Hi Louis,
Thanks for reaching out! I assume that you are trying to use the approximate likelihood calculation in MCMCtree and there may be issues with the so-called "in.BV" file. Everything that I am writing below is a summary of what you can also find in
Mario dos Reis' and Ziheng Yang's tutorial on "Bayesian Molecular Clock Dating Usinge Genome-Scale Datasets".
Firstly, you need to run MCMCtree`with `usedata = 3`, which will actually call BASEML or CODEML, depending on the sequence file having nucleotide or protein data respectively, to estimate the branch lengths, the gradient, and the Hessian (vectors and matrix required to later approximate the likelihood calculation). By looking at your control file, I think you have nucleotide data, and so it will be BASEML in your case. Subsequently, BASEML/CODEML save the aforementioned vectors and matrix in a file called `rst2` (content also copied in the output file `out.BV`; you shall see both output files at the end of the run). Now, you have everything you need to start sampling from the posterior distribution with MCMCtree. As Mario and Ziheng recommend in their tutorial, you can copy this `out.BV` file in a different directory and rename it to `in.BV`. Then, you can copy there your control file and your input files (or, if you prefer, you can add relative paths to your sequence and tree files in their corresponding options in the control file and keep your input files in their original directory) and set the control file option `usedata` to `usedata = 2`. When you now run MCMCtree in this second directory, then the program will read the `in.BV` file; extract the MLEs of branch lengths, gradient, and Hessian estimated by BASEML or CODEML; and approximate the likelihood calculation during MCMC, thus saving computational time.
Please let us know if, when following the procedure detailed in the tutorial (you can also
clone Mario's `divtime` GitHub repository to analyse the example data while going through the tutorial), you manage to run MCMCtree when enabling the approximate likelihood calculation!
All the best,
Sandy
P.S.: Even though it is not mentioned in the tutorial, the
PAML documentation (p.48 at the time of writing) highlights that the second argument that you can specify when enabling option `usedata` is the path to the `in.BV` file (i.e., `usedata = 2 inBVfilename`). Sometimes, I have my `in.BV` files elsewhere in my file structure, and so my pipelines replace this argument with the absolute path to wherever my `in.BV` file is -- something you may want to consider if you are planning on writing your own pipelines! Otherwise, MCMCtree will always assume that the file with the MLEs of branch lengths, gradient, and Hessian is called `in.BV` and is saved in the same directory as the one where the control file is found.

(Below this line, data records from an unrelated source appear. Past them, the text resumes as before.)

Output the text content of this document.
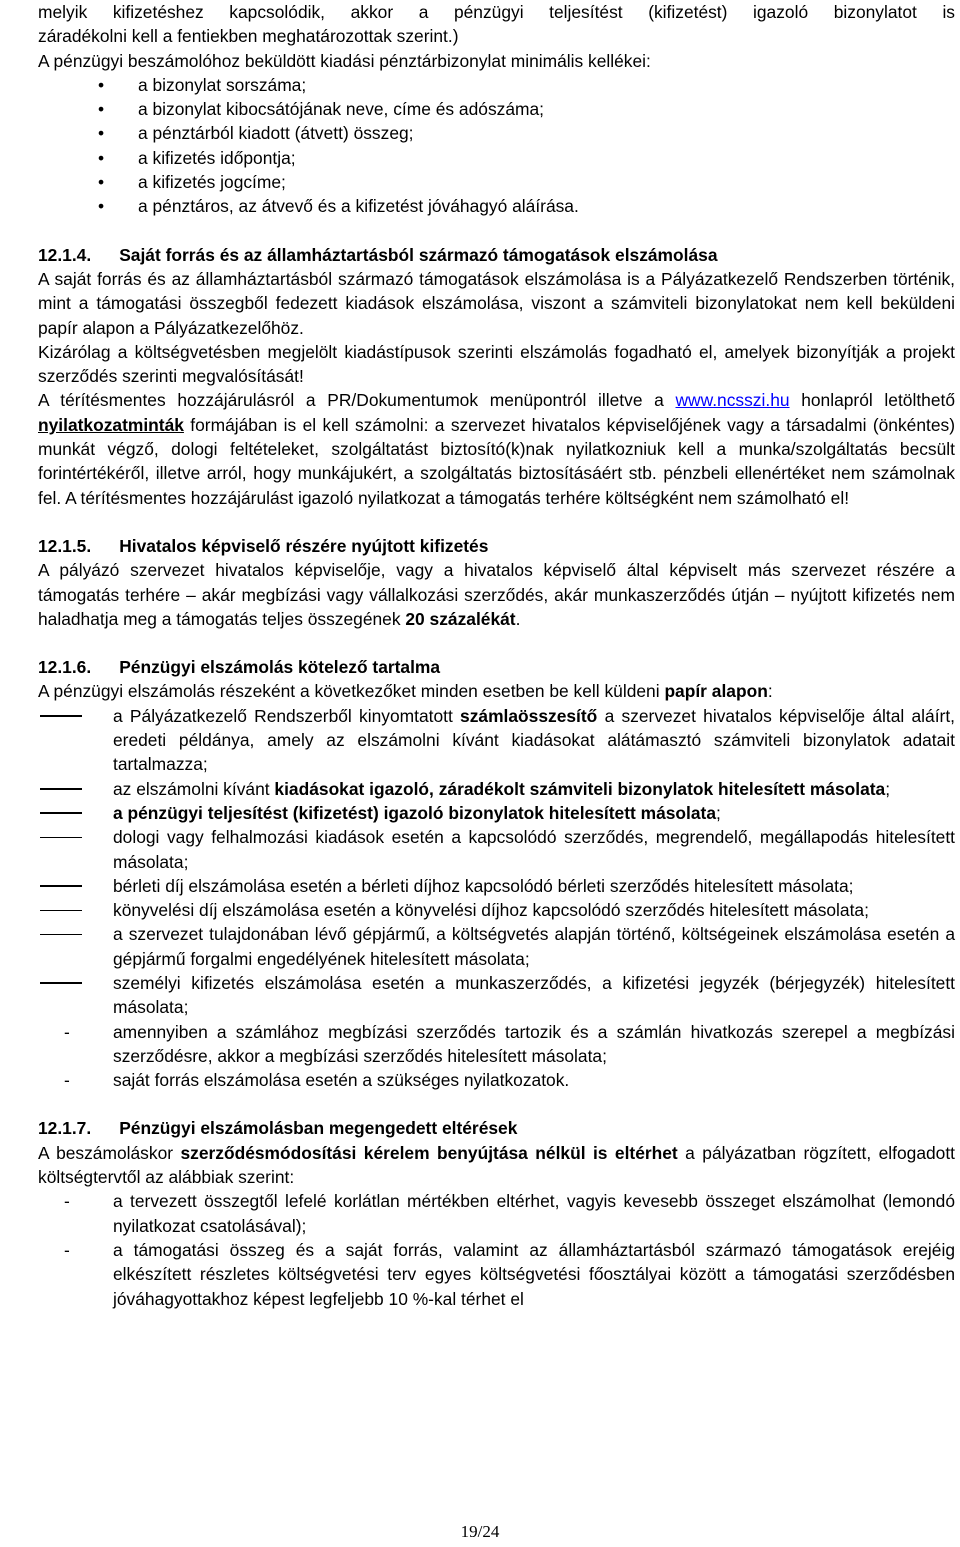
melyik kifizetéshez kapcsolódik, akkor a pénzügyi teljesítést (kifizetést) igazoló bizonylatot is

záradékolni kell a fentiekben meghatározottak szerint.)

A pénzügyi beszámolóhoz beküldött kiadási pénztárbizonylat minimális kellékei:

• a bizonylat sorszáma;
• a bizonylat kibocsátójának neve, címe és adószáma;
• a pénztárból kiadott (átvett) összeg;
• a kifizetés időpontja;
• a kifizetés jogcíme;
• a pénztáros, az átvevő és a kifizetést jóváhagyó aláírása.

12.1.4. Saját forrás és az államháztartásból származó támogatások elszámolása

A saját forrás és az államháztartásból származó támogatások elszámolása is a Pályázatkezelő Rendszerben történik, mint a támogatási összegből fedezett kiadások elszámolása, viszont a számviteli bizonylatokat nem kell beküldeni papír alapon a Pályázatkezelőhöz.

Kizárólag a költségvetésben megjelölt kiadástípusok szerinti elszámolás fogadható el, amelyek bizonyítják a projekt szerződés szerinti megvalósítását!

A térítésmentes hozzájárulásról a PR/Dokumentumok menüpontról illetve a www.ncsszi.hu honlapról letölthető nyilatkozatminták formájában is el kell számolni: a szervezet hivatalos képviselőjének vagy a társadalmi (önkéntes) munkát végző, dologi feltételeket, szolgáltatást biztosító(k)nak nyilatkozniuk kell a munka/szolgáltatás becsült forintértékéről, illetve arról, hogy munkájukért, a szolgáltatás biztosításáért stb. pénzbeli ellenértéket nem számolnak fel. A térítésmentes hozzájárulást igazoló nyilatkozat a támogatás terhére költségként nem számolható el!

12.1.5. Hivatalos képviselő részére nyújtott kifizetés

A pályázó szervezet hivatalos képviselője, vagy a hivatalos képviselő által képviselt más szervezet részére a támogatás terhére – akár megbízási vagy vállalkozási szerződés, akár munkaszerződés útján – nyújtott kifizetés nem haladhatja meg a támogatás teljes összegének 20 százalékát.

12.1.6. Pénzügyi elszámolás kötelező tartalma

A pénzügyi elszámolás részeként a következőket minden esetben be kell küldeni papír alapon:

a Pályázatkezelő Rendszerből kinyomtatott számlaösszesítő a szervezet hivatalos képviselője által aláírt, eredeti példánya, amely az elszámolni kívánt kiadásokat alátámasztó számviteli bizonylatok adatait tartalmazza;
az elszámolni kívánt kiadásokat igazoló, záradékolt számviteli bizonylatok hitelesített másolata;
a pénzügyi teljesítést (kifizetést) igazoló bizonylatok hitelesített másolata;
dologi vagy felhalmozási kiadások esetén a kapcsolódó szerződés, megrendelő, megállapodás hitelesített másolata;
bérleti díj elszámolása esetén a bérleti díjhoz kapcsolódó bérleti szerződés hitelesített másolata;
könyvelési díj elszámolása esetén a könyvelési díjhoz kapcsolódó szerződés hitelesített másolata;
a szervezet tulajdonában lévő gépjármű, a költségvetés alapján történő, költségeinek elszámolása esetén a gépjármű forgalmi engedélyének hitelesített másolata;
személyi kifizetés elszámolása esetén a munkaszerződés, a kifizetési jegyzék (bérjegyzék) hitelesített másolata;
- amennyiben a számlához megbízási szerződés tartozik és a számlán hivatkozás szerepel a megbízási szerződésre, akkor a megbízási szerződés hitelesített másolata;
- saját forrás elszámolása esetén a szükséges nyilatkozatok.

12.1.7. Pénzügyi elszámolásban megengedett eltérések

A beszámoláskor szerződésmódosítási kérelem benyújtása nélkül is eltérhet a pályázatban rögzített, elfogadott költségtervtől az alábbiak szerint:

- a tervezett összegtől lefelé korlátlan mértékben eltérhet, vagyis kevesebb összeget elszámolhat (lemondó nyilatkozat csatolásával);
- a támogatási összeg és a saját forrás, valamint az államháztartásból származó támogatások erejéig elkészített részletes költségvetési terv egyes költségvetési főosztályai között a támogatási szerződésben jóváhagyottakhoz képest legfeljebb 10 %-kal térhet el
19/24
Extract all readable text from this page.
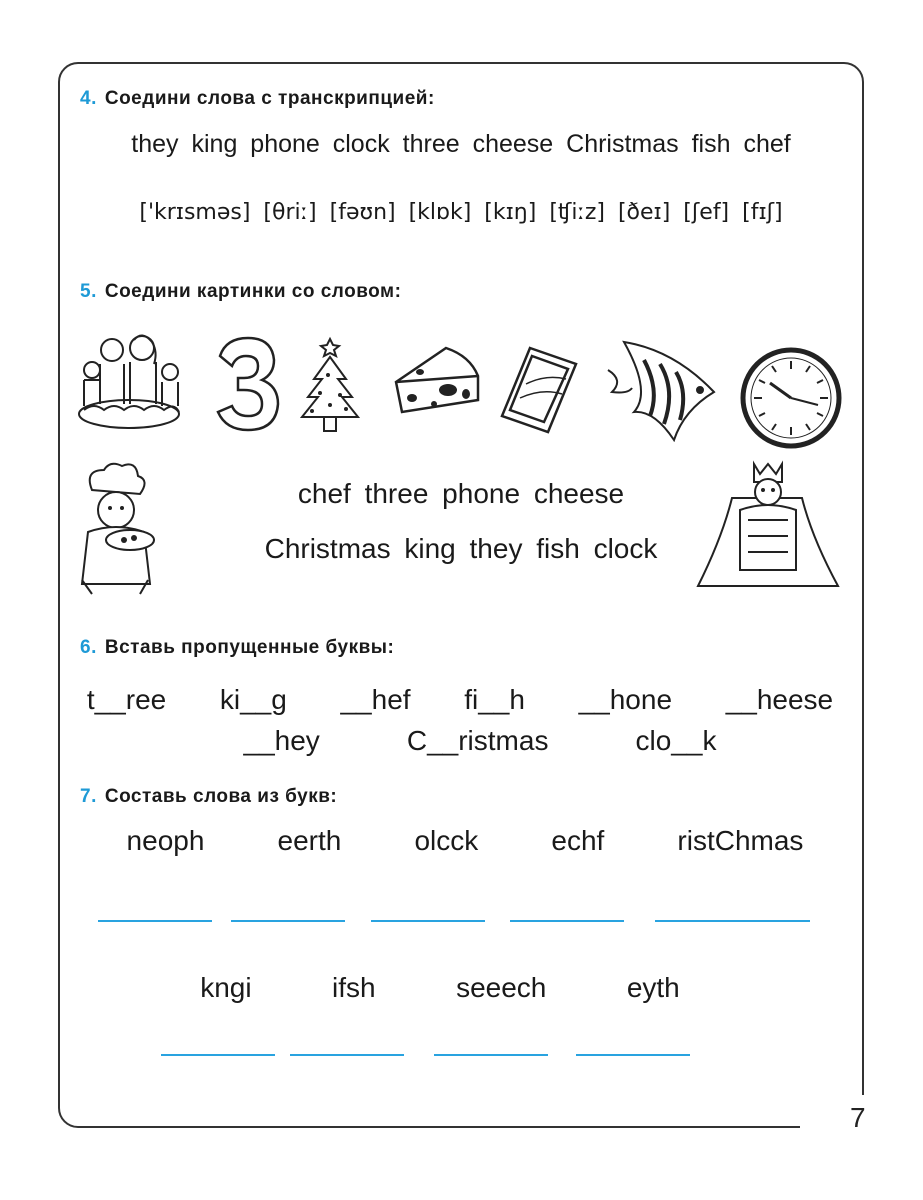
7
4. Соедини слова с транскрипцией:
they king phone clock three cheese Christmas fish chef
['krɪsməs] [θriː] [fəʊn] [klɒk] [kɪŋ] [ʧiːz] [ðeɪ] [ʃef] [fɪʃ]
5. Соедини картинки со словом:
chef three phone cheese
Christmas king they fish clock
6. Вставь пропущенные буквы:
t__ree ki__g __hef fi__h __hone __heese
__hey	C__ristmas	clo__k
7. Составь слова из букв:
neoph	eerth	olcck	echf	ristChmas
kngi	ifsh	seeech	eyth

P.P.S.: If you want to follow other pipelines and/or reuse scripts that I have used when working on reproducible timetree inference projects, you may want to take a look at
my latest `LUCA-divtimes` GitHub repository. You can adapt my in-house scripts to work with your own dataset(s) and/or use them to launch PAML programs on HPCs. Make sure that, if you have nucleotide data, you also adapt my scripts to work with BASEML as, in this specific project, I used CODEML!